Binary audio data in one of the following formats:• Raw PCM: 16-bit signed little-endian (s16le) frames  - Supported by both /v1/listen and /v1/listen/pcm  • Encoded formats: MP3, AAC, FLAC, WAV, OGG, WebM, Opus, M4A  - Supported by /v1/listen only  - Auto-detected from format hints or binary headers

{ "type": "Finalize" }

{ "type": "CloseStream" }

{ "type": "KeepAlive" }

Server → Client

{  "type": "Metadata",  "request_id": "...",  "created": "2025-01-01T00:00:00.000000Z",  "duration": 0.0,  "channels": 1,  "model_info": {    "name": "<model_id>",    "version": "",    "arch": "aldea-asr"  }}

{  "type": "SpeechStarted",  "channel": [0],  "timestamp": 0.0}

{  "type": "Results",  "channel_index": [0],  "duration": 1.98,  "start": 0.00,  "is_final": false,  "speech_final": false,  "channel": {    "alternatives": [{      "transcript": "Hello world",      "confidence": 0.95,      "words": [        ["Hello", 0, 320],        ["world", 320, 640]      ]    }]  },  "metadata": {    "request_id": "...",    "model_info": {      "name": "<model>",      "version": null,      "arch": "aldea-asr"    }  }}

{  "type": "UtteranceEnd",  "channel": [0],  "last_word_end": 2.5}

Supported Audio Formats

Encoded Formats (via /v1/listen):

MP3, AAC, FLAC, WAV, OGG, WebM, Opus, M4A
Auto-detected from format hints or binary headers

Raw PCM (via /v1/listen/pcm):

16-bit signed little-endian (s16le)
16kHz sample rate (configurable via sample_rate param)
Mono channel (auto-converted)

Notes

Audio is treated as mono; channels param is not required.
Supported events: Metadata, Results (interim/final), SpeechStarted.

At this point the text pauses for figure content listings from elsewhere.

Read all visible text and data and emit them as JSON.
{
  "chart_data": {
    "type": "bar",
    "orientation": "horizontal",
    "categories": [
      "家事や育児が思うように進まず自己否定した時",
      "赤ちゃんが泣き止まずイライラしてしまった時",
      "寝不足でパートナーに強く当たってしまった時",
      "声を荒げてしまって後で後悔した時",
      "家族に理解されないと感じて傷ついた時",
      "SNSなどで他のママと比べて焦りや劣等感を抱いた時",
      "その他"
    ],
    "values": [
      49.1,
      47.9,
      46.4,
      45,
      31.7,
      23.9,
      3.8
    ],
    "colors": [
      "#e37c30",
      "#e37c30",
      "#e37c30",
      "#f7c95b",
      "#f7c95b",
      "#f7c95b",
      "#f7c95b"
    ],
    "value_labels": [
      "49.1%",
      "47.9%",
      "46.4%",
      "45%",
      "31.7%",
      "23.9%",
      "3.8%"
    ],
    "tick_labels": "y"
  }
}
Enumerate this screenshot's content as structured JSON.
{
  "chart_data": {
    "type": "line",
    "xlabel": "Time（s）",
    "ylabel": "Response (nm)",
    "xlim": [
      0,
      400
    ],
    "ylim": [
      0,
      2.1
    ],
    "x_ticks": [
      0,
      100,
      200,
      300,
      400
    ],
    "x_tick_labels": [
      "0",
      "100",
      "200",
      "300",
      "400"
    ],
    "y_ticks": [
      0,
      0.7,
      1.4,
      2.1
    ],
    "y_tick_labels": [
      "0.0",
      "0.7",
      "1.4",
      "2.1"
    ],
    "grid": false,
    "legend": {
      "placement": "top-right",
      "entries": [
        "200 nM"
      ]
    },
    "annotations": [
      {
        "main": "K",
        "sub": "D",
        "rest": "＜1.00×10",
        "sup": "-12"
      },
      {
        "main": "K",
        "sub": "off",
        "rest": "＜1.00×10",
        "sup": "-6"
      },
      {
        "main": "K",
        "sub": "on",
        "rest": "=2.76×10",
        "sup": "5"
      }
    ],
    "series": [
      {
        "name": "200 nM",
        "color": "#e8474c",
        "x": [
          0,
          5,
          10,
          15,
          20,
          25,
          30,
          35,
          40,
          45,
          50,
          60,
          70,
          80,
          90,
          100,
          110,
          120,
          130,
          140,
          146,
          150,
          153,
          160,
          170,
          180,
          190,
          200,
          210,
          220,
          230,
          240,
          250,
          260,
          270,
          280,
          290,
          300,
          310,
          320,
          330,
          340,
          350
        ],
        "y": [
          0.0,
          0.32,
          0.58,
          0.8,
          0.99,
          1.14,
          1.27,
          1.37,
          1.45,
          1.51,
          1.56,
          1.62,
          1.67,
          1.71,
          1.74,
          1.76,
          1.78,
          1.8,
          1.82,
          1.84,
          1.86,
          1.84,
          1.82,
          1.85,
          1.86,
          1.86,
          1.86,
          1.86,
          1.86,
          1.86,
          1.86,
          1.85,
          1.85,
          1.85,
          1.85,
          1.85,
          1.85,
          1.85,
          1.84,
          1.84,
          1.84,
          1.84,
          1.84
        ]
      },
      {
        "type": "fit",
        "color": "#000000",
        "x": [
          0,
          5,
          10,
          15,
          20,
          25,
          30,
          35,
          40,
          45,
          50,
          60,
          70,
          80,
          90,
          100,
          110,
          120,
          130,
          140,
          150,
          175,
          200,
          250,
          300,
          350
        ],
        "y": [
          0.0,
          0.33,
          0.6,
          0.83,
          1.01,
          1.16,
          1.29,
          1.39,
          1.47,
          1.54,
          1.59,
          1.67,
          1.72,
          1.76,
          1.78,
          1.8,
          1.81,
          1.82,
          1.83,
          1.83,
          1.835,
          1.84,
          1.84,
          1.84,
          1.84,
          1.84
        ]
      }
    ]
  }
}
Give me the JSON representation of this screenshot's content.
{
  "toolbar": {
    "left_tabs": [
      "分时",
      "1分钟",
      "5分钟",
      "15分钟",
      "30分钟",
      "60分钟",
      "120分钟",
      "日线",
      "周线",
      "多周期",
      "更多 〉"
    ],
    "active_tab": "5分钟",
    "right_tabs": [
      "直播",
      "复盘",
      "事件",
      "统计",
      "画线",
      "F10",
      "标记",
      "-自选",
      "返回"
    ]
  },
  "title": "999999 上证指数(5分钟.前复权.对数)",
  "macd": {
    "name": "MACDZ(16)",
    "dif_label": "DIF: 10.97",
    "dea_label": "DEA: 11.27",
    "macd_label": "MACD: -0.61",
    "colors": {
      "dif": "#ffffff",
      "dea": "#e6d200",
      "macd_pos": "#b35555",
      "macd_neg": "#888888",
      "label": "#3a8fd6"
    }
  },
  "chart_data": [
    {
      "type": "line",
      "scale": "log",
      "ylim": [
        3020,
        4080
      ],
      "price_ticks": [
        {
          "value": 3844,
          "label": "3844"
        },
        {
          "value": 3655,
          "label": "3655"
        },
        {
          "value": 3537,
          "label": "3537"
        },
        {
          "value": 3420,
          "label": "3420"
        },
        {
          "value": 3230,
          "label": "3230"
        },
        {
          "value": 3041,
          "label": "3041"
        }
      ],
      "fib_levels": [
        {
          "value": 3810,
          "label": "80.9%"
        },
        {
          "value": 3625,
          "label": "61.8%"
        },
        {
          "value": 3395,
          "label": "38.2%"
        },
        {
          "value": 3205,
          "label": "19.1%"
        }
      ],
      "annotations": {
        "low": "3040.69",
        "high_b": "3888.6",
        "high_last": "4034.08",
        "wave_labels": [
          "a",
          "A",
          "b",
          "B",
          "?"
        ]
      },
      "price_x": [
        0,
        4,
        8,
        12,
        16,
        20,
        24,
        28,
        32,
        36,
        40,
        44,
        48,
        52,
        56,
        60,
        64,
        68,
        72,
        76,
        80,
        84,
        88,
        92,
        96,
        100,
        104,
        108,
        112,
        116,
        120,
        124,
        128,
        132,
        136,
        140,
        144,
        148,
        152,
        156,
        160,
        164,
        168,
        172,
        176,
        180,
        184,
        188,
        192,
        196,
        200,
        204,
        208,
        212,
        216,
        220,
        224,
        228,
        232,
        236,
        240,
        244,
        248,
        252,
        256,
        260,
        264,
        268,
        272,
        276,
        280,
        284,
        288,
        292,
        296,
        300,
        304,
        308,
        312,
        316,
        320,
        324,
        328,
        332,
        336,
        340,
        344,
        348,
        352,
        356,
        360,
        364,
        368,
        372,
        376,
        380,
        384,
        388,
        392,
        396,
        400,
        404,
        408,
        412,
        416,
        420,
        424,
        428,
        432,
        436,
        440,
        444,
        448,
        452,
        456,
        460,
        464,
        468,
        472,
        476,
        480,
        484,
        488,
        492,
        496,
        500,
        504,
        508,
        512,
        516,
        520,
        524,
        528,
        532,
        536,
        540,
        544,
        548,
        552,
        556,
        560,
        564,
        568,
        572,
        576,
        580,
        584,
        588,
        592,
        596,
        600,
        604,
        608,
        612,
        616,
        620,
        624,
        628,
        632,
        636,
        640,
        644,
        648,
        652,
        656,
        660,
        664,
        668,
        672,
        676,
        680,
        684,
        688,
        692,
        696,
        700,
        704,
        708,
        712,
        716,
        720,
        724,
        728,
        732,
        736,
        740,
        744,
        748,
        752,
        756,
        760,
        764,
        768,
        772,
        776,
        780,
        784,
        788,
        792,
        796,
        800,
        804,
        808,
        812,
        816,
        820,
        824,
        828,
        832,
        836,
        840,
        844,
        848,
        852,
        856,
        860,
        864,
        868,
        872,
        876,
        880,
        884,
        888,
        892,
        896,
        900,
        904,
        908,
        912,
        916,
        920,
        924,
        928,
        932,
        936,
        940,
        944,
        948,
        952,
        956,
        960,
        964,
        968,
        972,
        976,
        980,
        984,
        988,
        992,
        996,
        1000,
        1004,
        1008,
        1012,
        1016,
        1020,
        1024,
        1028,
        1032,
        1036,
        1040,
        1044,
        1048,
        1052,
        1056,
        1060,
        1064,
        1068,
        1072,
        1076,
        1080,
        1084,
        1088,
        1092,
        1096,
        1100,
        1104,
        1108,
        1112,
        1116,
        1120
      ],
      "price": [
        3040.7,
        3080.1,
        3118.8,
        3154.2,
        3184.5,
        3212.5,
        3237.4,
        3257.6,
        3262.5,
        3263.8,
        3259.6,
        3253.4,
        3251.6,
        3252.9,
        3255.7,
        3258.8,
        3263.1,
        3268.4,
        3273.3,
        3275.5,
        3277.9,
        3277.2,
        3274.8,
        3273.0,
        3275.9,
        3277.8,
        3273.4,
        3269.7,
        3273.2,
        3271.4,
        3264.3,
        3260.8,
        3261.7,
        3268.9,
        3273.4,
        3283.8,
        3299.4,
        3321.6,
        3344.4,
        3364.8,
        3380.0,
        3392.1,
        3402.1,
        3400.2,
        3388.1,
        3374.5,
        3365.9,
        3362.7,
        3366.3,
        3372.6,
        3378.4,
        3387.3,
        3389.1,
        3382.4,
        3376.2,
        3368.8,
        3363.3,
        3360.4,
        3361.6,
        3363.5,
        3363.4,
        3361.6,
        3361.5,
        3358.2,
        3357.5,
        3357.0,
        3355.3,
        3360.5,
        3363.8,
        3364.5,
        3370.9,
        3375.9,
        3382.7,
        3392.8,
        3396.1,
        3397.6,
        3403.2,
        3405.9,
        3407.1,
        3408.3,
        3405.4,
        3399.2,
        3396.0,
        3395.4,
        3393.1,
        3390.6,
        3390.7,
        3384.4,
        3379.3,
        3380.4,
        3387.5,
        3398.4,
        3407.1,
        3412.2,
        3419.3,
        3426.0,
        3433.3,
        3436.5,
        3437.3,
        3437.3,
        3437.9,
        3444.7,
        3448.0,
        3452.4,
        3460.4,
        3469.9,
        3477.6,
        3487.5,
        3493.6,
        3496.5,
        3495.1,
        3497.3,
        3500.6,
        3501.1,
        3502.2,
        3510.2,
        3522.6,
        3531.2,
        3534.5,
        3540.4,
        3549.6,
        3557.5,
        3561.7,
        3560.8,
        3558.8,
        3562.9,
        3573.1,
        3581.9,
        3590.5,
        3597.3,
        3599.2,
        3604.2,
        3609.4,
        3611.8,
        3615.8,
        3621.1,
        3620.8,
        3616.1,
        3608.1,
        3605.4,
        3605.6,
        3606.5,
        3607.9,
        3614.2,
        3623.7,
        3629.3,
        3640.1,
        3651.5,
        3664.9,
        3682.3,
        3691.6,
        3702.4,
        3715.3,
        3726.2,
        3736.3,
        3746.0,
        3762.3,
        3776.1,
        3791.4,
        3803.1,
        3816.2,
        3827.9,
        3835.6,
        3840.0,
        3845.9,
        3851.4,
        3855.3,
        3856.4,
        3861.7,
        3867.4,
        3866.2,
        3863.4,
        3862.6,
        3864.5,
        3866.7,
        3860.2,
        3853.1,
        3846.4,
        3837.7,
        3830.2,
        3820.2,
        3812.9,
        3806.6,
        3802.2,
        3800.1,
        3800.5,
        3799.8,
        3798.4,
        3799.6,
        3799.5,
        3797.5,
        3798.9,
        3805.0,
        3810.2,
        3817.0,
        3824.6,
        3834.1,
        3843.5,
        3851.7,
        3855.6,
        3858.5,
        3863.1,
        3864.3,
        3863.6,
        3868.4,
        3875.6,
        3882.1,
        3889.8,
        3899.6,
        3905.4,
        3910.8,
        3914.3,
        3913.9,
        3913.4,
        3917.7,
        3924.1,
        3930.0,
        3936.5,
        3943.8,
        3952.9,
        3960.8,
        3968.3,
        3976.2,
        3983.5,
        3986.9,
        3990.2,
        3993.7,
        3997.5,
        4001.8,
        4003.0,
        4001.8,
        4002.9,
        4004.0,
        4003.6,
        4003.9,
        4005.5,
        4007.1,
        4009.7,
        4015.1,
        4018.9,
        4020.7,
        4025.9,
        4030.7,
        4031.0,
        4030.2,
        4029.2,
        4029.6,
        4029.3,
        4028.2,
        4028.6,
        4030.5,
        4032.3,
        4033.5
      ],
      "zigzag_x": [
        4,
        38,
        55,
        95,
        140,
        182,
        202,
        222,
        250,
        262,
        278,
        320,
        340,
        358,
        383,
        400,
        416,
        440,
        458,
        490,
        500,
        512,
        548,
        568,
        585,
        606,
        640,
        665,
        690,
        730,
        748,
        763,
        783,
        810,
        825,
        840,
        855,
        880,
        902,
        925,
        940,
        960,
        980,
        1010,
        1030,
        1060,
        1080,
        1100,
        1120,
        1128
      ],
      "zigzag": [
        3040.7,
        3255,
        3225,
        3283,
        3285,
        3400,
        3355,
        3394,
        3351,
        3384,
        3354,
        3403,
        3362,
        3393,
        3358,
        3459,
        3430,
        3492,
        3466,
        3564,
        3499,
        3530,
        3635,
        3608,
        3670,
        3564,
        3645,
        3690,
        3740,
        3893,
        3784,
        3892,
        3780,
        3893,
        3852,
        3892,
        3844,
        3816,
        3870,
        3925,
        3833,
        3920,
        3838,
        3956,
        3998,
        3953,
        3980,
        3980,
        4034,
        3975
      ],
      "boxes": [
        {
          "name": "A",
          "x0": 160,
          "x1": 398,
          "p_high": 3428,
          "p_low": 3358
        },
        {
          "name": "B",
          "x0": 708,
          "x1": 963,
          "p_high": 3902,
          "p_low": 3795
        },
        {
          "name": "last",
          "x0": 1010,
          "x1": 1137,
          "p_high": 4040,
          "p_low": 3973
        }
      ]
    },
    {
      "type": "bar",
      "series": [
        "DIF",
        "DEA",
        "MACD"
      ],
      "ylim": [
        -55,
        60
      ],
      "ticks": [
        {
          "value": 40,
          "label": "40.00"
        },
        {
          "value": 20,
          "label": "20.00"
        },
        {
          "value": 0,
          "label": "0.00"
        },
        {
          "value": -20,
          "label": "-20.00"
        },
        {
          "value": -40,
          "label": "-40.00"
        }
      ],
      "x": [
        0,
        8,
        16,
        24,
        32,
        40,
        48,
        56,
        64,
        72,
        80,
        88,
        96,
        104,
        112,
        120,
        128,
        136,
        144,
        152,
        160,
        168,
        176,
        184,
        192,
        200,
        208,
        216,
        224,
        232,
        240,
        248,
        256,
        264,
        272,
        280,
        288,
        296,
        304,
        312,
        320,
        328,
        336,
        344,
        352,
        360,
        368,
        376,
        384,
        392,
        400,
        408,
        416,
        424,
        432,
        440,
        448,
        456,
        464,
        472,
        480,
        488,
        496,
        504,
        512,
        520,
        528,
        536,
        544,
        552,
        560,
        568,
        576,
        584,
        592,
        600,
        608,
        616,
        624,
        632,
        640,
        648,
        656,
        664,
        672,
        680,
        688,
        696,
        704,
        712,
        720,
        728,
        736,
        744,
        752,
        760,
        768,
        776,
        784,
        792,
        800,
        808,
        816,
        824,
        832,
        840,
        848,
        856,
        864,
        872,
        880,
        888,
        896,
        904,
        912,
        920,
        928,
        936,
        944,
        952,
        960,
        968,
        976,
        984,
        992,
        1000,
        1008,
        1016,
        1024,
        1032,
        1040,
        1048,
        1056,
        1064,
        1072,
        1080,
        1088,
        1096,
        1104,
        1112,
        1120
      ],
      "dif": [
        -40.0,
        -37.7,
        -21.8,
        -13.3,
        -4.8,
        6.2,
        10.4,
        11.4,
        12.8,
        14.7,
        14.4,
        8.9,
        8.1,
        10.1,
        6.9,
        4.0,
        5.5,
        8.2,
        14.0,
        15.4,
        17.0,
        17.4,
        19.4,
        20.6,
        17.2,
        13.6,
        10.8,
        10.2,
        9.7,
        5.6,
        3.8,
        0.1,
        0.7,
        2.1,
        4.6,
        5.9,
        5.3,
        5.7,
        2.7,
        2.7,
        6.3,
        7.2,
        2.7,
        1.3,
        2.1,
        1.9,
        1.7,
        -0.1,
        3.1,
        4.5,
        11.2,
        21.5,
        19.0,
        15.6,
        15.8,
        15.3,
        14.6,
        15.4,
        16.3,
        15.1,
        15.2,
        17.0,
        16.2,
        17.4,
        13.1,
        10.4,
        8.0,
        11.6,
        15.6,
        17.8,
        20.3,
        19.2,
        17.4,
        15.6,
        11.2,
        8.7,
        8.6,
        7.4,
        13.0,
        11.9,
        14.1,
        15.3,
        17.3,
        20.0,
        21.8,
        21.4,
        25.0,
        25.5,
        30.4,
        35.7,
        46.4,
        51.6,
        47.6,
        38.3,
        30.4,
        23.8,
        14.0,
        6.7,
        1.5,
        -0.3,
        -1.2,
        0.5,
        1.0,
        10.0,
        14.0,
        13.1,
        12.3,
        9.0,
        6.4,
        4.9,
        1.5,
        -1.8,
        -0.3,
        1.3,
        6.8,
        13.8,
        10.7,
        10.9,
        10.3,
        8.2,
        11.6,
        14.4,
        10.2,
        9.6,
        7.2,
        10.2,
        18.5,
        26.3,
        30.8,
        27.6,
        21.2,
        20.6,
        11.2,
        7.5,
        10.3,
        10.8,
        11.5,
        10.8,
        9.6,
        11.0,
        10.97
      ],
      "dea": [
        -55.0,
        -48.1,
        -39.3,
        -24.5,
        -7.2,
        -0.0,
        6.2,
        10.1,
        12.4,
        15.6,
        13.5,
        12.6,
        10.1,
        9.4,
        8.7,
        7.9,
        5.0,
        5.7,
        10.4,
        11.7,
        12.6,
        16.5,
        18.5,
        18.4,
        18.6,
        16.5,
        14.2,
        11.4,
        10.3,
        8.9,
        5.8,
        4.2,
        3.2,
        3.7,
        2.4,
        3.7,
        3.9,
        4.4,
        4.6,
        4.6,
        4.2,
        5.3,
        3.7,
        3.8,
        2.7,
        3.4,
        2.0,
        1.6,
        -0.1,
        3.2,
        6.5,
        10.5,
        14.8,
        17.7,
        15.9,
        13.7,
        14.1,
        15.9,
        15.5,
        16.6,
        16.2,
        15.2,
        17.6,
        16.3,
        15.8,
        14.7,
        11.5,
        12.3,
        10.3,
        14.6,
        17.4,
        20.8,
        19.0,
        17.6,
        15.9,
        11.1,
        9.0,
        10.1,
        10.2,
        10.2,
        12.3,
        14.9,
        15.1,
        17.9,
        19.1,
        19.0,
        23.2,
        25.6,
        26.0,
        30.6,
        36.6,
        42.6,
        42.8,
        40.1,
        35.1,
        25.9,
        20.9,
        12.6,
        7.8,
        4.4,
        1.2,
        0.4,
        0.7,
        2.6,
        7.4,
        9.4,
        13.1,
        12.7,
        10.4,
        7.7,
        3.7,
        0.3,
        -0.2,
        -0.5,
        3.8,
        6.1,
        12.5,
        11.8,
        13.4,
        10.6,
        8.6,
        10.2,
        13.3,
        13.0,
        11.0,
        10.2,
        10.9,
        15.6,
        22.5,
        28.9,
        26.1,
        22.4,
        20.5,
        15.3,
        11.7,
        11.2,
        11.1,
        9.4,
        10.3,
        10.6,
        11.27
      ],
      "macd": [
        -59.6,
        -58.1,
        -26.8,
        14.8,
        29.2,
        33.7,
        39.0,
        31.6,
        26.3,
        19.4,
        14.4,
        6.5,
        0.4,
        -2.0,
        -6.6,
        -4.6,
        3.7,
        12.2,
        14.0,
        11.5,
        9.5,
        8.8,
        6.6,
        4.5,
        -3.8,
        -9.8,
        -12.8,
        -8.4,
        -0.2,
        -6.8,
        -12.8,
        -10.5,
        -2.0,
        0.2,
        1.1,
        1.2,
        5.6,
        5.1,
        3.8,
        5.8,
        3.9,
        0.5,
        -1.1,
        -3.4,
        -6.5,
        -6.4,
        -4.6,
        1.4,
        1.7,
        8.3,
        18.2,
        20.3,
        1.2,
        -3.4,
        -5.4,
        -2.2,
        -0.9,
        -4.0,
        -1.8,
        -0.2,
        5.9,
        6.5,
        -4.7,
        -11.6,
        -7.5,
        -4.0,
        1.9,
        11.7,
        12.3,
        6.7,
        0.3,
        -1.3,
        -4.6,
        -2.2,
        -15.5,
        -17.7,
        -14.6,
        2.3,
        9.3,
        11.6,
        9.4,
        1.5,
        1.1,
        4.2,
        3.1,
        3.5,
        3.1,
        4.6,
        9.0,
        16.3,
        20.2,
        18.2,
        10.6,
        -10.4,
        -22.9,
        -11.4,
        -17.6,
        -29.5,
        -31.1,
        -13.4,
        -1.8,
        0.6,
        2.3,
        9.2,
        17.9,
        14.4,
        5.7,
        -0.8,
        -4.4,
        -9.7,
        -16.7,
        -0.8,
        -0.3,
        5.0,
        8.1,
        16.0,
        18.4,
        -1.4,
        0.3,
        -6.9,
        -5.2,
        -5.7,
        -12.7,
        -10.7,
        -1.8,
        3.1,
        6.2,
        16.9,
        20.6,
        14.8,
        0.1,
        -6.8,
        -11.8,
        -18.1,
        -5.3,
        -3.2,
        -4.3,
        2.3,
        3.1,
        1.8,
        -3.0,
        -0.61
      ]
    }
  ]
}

UtteranceEnd requires word timestamps to be enabled.
Unsupported: diarization, multichannel separation, numerals/profanity/smart_format (accepted but no‑ops).
PII Redaction: Use ?redact=pii to automatically redact personally identifiable information. Combine multiple types: ?redact=pii&redact=pci. Control anonymization style with redact_mode (mask, redact, or replace).
Format Detection: Format is auto-detected from Content-Type header or query parameters (encoding/format/codec). If not specified, the format is detected automatically.
Confidence Scores: Results include calculated confidence values based on word-level confidences when available.
Word Timestamps: Words array format is [word, start_ms, end_ms] when timestamps are enabled. Timestamps are in milliseconds.
Encoded Audio: If your client produces MP3/Opus, you can send encoded chunks directly to /v1/listen, or decode on the client and use /v1/listen/pcm.